Sebagaimana diketahui, angin puting beliung yang menerjang Desa Tanjung Kelit pada Sabtu (13/6/2026) sekitar pukul 12.00 WIB terjadi saat hujan deras dan angin kencang melanda kawasan tersebut.
Akibatnya, 80 rumah warga terdampak, dengan 14 rumah mengalami rusak berat dan 66 rumah mengalami kerusakan ringan hingga sedang. Sekitar 230 warga harus merasakan dampak langsung dari bencana tersebut.
Tidak hanya rumah warga, dua fasilitas pendidikan yakni SD Negeri 12 Senayang dan SMP Negeri 08 Senayang juga mengalami kerusakan ringan akibat terjangan angin.
Sebagai bentuk kepedulian, Pemerintah Provinsi Kepulauan Riau menyalurkan berbagai bantuan berupa kebutuhan pokok, logistik darurat, hingga material bangunan untuk membantu percepatan perbaikan rumah-rumah warga yang rusak.
Pemerintah Provinsi Kepri juga terus berkoordinasi dengan Pemerintah Kabupaten Lingga, aparat terkait, serta berbagai unsur penanggulangan bencana agar proses pemulihan dapat berjalan cepat dan masyarakat bisa segera kembali menjalani kehidupan secara normal.
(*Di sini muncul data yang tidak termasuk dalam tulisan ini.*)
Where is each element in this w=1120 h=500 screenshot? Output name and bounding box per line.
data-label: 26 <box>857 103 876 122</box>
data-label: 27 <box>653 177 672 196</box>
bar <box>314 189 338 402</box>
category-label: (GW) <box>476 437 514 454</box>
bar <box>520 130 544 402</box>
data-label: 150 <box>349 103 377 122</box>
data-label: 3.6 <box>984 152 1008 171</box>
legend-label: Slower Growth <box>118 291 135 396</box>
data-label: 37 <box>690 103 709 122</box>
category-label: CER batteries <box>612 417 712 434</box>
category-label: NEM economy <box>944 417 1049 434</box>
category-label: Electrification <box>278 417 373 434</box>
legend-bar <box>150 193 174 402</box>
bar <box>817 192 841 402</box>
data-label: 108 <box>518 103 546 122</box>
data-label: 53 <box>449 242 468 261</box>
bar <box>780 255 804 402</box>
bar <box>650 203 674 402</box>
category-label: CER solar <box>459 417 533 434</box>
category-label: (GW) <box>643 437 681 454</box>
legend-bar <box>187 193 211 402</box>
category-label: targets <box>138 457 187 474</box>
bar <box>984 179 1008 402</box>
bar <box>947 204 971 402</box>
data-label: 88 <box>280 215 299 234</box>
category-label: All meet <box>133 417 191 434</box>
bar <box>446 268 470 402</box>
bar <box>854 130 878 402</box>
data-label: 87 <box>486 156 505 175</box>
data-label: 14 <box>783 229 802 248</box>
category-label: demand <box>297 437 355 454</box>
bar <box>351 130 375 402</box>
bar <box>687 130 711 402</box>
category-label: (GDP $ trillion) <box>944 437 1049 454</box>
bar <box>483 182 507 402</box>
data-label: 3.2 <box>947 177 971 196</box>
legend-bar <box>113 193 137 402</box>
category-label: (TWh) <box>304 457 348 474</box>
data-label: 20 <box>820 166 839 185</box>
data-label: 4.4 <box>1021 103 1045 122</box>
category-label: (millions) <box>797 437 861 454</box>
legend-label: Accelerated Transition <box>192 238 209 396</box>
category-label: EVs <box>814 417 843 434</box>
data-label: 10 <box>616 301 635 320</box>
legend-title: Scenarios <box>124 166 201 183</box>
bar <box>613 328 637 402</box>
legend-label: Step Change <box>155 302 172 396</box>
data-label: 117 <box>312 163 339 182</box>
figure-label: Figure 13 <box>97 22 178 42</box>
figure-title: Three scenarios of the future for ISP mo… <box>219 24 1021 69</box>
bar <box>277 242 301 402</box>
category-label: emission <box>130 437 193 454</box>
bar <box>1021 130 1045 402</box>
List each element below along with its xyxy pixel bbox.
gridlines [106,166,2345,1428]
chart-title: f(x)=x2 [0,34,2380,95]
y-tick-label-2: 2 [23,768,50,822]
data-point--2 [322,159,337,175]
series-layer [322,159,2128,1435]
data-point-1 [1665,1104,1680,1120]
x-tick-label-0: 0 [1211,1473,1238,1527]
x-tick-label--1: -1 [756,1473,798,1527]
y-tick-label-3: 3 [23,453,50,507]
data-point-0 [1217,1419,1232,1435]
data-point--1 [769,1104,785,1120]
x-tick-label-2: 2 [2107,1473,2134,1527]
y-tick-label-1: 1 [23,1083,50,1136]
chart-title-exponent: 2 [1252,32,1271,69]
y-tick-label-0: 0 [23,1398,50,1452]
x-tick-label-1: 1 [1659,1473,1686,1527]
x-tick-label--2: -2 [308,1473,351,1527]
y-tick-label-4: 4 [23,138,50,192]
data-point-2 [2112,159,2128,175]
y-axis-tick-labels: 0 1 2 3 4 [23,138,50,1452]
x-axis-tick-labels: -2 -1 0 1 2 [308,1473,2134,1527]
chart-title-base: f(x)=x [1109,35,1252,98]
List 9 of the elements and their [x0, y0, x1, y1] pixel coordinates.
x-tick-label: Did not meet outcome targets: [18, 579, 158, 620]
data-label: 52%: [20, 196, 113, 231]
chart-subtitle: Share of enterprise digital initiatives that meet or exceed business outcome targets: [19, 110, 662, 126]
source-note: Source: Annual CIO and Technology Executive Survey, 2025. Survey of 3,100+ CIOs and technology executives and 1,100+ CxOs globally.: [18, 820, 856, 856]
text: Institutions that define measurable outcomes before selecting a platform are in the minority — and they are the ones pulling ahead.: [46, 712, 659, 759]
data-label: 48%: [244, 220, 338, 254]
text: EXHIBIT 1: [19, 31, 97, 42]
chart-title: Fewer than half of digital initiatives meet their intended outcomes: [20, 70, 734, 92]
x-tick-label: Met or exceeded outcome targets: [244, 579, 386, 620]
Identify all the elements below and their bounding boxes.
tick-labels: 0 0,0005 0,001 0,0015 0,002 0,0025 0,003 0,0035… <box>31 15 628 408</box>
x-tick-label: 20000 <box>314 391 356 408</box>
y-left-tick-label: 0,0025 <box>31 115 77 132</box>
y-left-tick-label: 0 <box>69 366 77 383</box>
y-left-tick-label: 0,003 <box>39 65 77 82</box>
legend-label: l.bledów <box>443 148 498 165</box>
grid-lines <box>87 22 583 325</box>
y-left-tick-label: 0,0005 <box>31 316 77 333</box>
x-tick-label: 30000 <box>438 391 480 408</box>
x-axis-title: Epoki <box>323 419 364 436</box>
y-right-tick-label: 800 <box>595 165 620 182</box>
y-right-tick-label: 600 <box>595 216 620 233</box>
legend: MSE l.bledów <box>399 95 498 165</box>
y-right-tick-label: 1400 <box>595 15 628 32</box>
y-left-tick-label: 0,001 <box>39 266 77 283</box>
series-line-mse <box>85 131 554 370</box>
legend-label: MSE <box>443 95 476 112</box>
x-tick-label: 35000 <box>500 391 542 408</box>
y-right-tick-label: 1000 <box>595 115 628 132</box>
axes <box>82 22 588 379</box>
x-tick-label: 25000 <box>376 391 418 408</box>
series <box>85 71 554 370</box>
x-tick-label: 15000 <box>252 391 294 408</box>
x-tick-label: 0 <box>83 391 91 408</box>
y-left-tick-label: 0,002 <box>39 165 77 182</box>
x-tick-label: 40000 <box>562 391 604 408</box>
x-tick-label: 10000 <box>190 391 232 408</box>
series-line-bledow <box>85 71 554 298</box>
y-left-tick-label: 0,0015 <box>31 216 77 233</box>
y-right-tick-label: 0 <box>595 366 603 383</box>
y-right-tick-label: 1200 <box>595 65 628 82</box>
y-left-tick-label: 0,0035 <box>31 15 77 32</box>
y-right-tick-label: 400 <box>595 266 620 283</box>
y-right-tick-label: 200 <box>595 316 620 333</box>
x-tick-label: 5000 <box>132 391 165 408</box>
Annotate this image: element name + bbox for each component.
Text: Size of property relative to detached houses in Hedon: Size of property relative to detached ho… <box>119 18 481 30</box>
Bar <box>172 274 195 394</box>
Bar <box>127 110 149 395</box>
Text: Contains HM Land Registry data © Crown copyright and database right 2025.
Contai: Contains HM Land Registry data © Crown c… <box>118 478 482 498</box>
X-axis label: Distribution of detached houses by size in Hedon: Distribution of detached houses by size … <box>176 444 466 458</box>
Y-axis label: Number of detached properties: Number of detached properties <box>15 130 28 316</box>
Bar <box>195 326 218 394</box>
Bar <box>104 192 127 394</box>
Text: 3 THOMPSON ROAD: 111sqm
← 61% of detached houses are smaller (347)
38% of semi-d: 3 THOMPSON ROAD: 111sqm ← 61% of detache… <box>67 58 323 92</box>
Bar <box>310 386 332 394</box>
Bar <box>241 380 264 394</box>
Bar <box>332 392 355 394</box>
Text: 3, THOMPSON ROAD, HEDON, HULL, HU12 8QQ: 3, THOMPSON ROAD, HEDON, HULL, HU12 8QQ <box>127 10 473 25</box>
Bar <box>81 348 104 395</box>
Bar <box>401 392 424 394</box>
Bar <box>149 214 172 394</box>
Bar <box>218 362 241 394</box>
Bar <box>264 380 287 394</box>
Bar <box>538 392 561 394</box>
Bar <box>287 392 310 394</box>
Di balik puing-puing rumah yang roboh, tersimpan harapan baru. Kehadiran pemerintah di tengah masyarakat yang tertimpa musibah menjadi pengingat bahwa duka tidak harus dipikul sendirian. Di saat angin telah merobohkan bangunan, kepedulian dan gotong royong justru menjadi fondasi yang menguatkan hati warga Lingga untuk bangkit kembali. (Iman Suryanto)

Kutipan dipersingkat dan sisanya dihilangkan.